# Semolina vs Cream of Wheat



## petra (Jun 11, 2006)

Hello again,

I have yet another perplexing question. I hope someone here has the definitive answer.

My question is: what's the difference between *semolina* and *cream of wheat*?

From what I understand they are both derived from wheat. I've checked the web and some sites say they're the same. That can't be because I have samples of each and the cream of wheat (long cooking type) is white with beige specks and the semolina is yellow. The uncooked texture seems to be similar however . 
How are they processed? Is one more nutritious than the other? :look:

Any and all answers are appreciated!
Petra


----------



## cakerookie (Sep 10, 2005)

This might help:

From Wikipedia, the free encyclopedia

Semolina is coarsely ground grain, usually wheat, with particles mostly between 0.25 and 0.75 mm in diameter. The same milling grade is sometimes called farina, or grits if made from maize. It refers to two very different products: semolina for porridge is usually steel-cut soft common wheat whereas "durum semolina" used for pasta or gnocchi is coarsely ground from either durum wheat or other hard wheat, usually the latter because it costs less to grow.

Non-durum semolina porridge or farina has come to be known in the United States by the trade name Cream of Wheat.

They are the same basically just depends on where you are.

Rgds Rook


----------



## petra (Jun 11, 2006)

Yes, that clears up the confusion nicely. 
Wikipedia, of course, I shud have known they would have the answer - I didn't think to check there. 

Thanks Rook!  
Petra


----------



## moop (Feb 13, 2014)

Wait a minute! If Do they TASTE the same?

They don´t sell Cream of Wheat in Germany and I can´t order Al Farina anywhere but I found Semolina at the asian shop.

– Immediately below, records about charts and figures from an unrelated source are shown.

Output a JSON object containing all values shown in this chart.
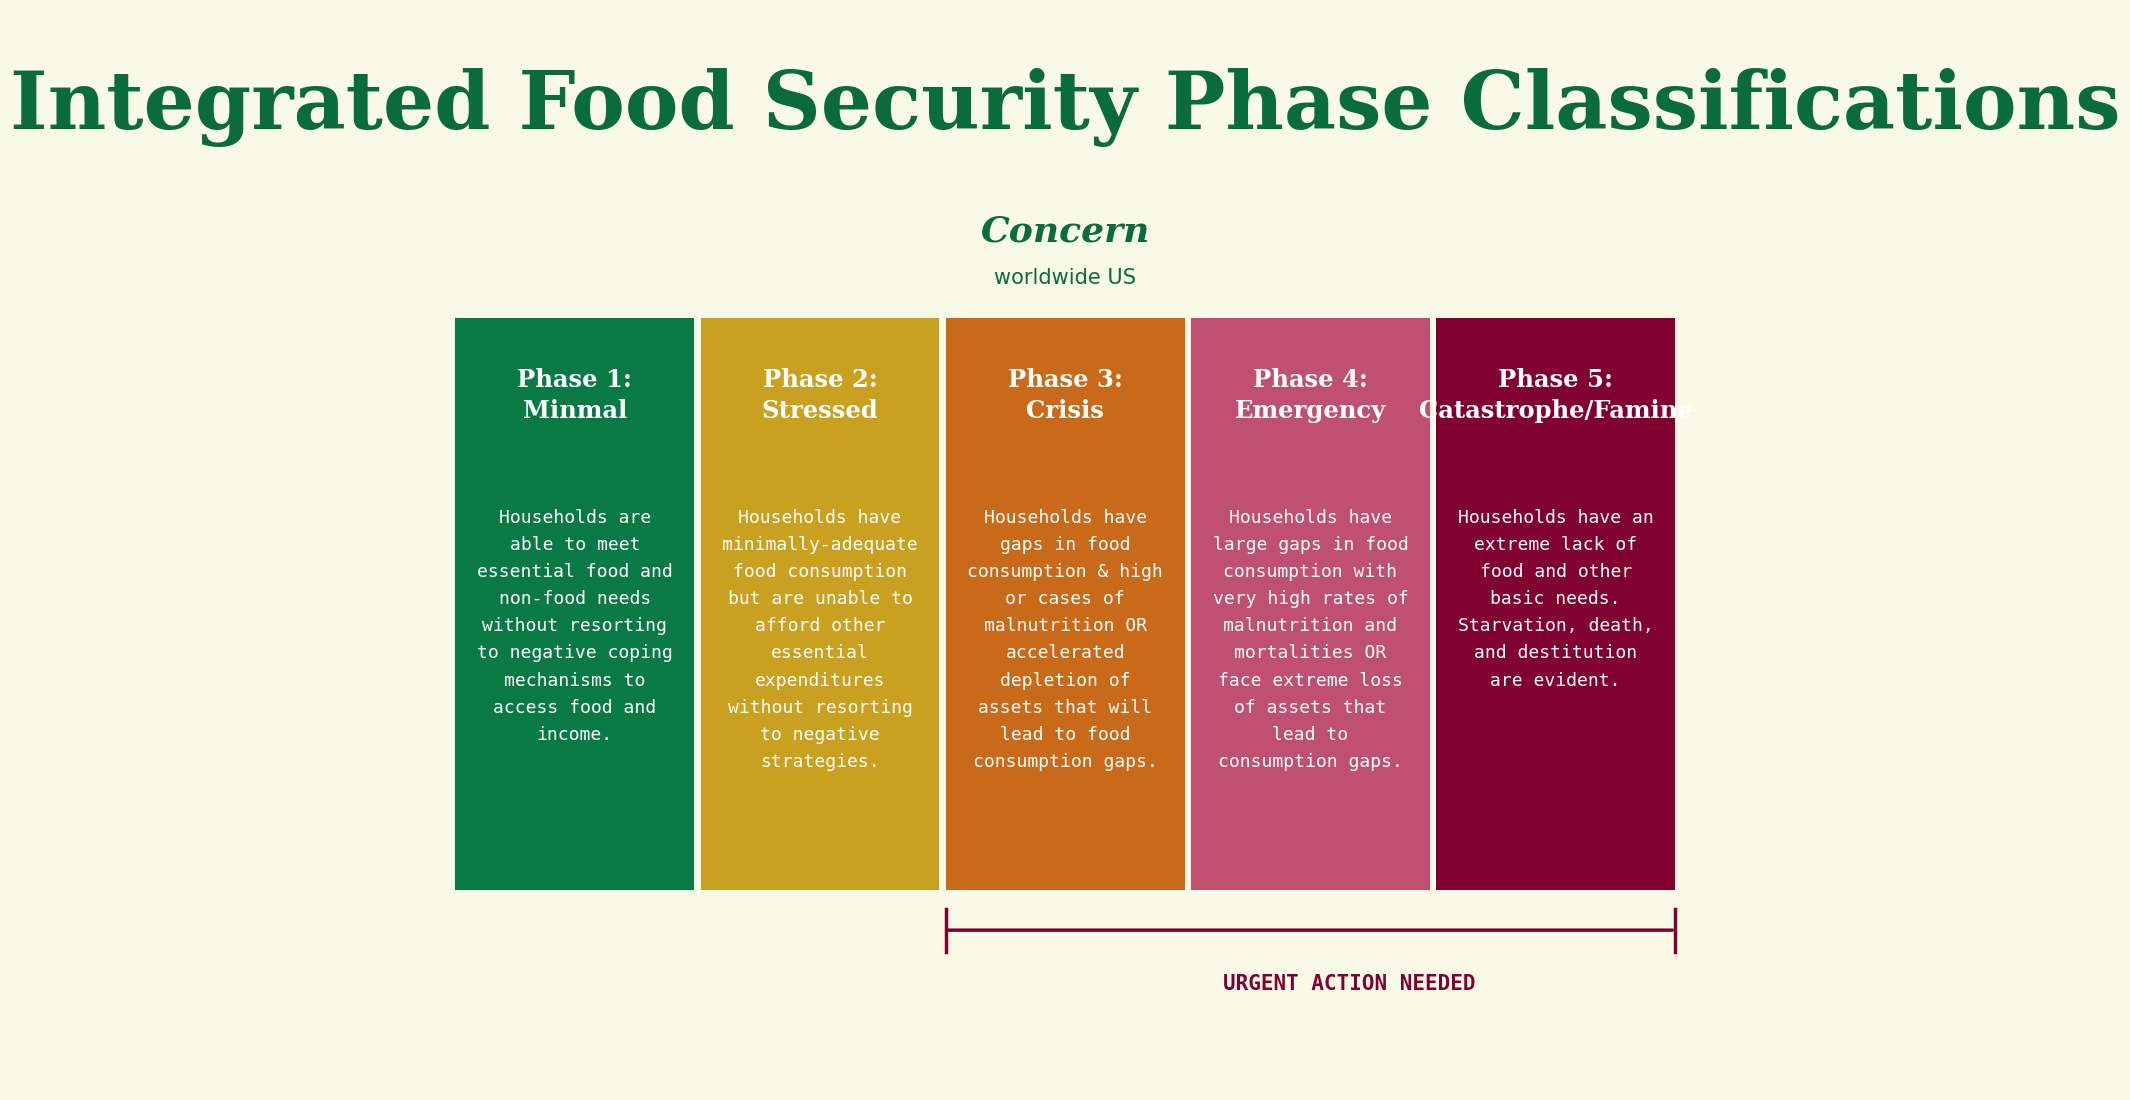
{
  "title": "Integrated Food Security Phase Classifications",
  "title_color": "#0a6b3b",
  "background_color": "#f9f9e8",
  "concern_text": "Concern",
  "concern_subtext": "worldwide US",
  "concern_color": "#0a6b3b",
  "phases": [
    {
      "title": "Phase 1:\nMinmal",
      "color": "#0a7a45",
      "text": "Households are\nable to meet\nessential food and\nnon-food needs\nwithout resorting\nto negative coping\nmechanisms to\naccess food and\nincome."
    },
    {
      "title": "Phase 2:\nStressed",
      "color": "#c9a020",
      "text": "Households have\nminimally-adequate\nfood consumption\nbut are unable to\nafford other\nessential\nexpenditures\nwithout resorting\nto negative\nstrategies."
    },
    {
      "title": "Phase 3:\nCrisis",
      "color": "#c96a1a",
      "text": "Households have\ngaps in food\nconsumption & high\nor cases of\nmalnutrition OR\naccelerated\ndepletion of\nassets that will\nlead to food\nconsumption gaps."
    },
    {
      "title": "Phase 4:\nEmergency",
      "color": "#c05070",
      "text": "Households have\nlarge gaps in food\nconsumption with\nvery high rates of\nmalnutrition and\nmortalities OR\nface extreme loss\nof assets that\nlead to\nconsumption gaps."
    },
    {
      "title": "Phase 5:\nCatastrophe/Famine",
      "color": "#800030",
      "text": "Households have an\nextreme lack of\nfood and other\nbasic needs.\nStarvation, death,\nand destitution\nare evident."
    }
  ],
  "urgent_text": "URGENT ACTION NEEDED",
  "urgent_color": "#800030",
  "arrow_color": "#800030",
  "text_color": "#ffffff"
}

Does it taste the same? If so that would be great./img/vbsmilies/smilies/smile.gif


----------



## petemccracken (Sep 18, 2008)

@Moop , you DO realize that the last post was in October 2006, right?


----------



## alex01 (Feb 14, 2014)

Moop,

Well that was an old thread(!) but no harm done. There's always room for a new question. In Germany semolina is called Grieß (the ß Sounds like ss, so the word sounds like grease in English, just pronounced with the r more in the back of the throat). At every German grocery store you can find Hartweizengrieß ("Hard wheat semolina")and right next to it, Weichweizengrieß ("soft wheat semolina"). The Germans use the Weichweizengrieß for deserts but I wonder if, according cake rookie's definition, the weichweizengrieß is, or could be used like cream of wheat.


----------



## dashbery (Aug 13, 2014)

No they do not taste the same, I make farina (Griesbrei)  and then put Himbeer saft on top. This is how we eat it in Germany.

I tried to use Semolina-it does not taste right.

I would suggest to go on line and order it on-line

Good luck


----------



## sweet-lips (Jun 24, 2017)

I don't think they taste the same and I don't think they are the same semolina you have to make with milk semolina porridge you can make with water


----------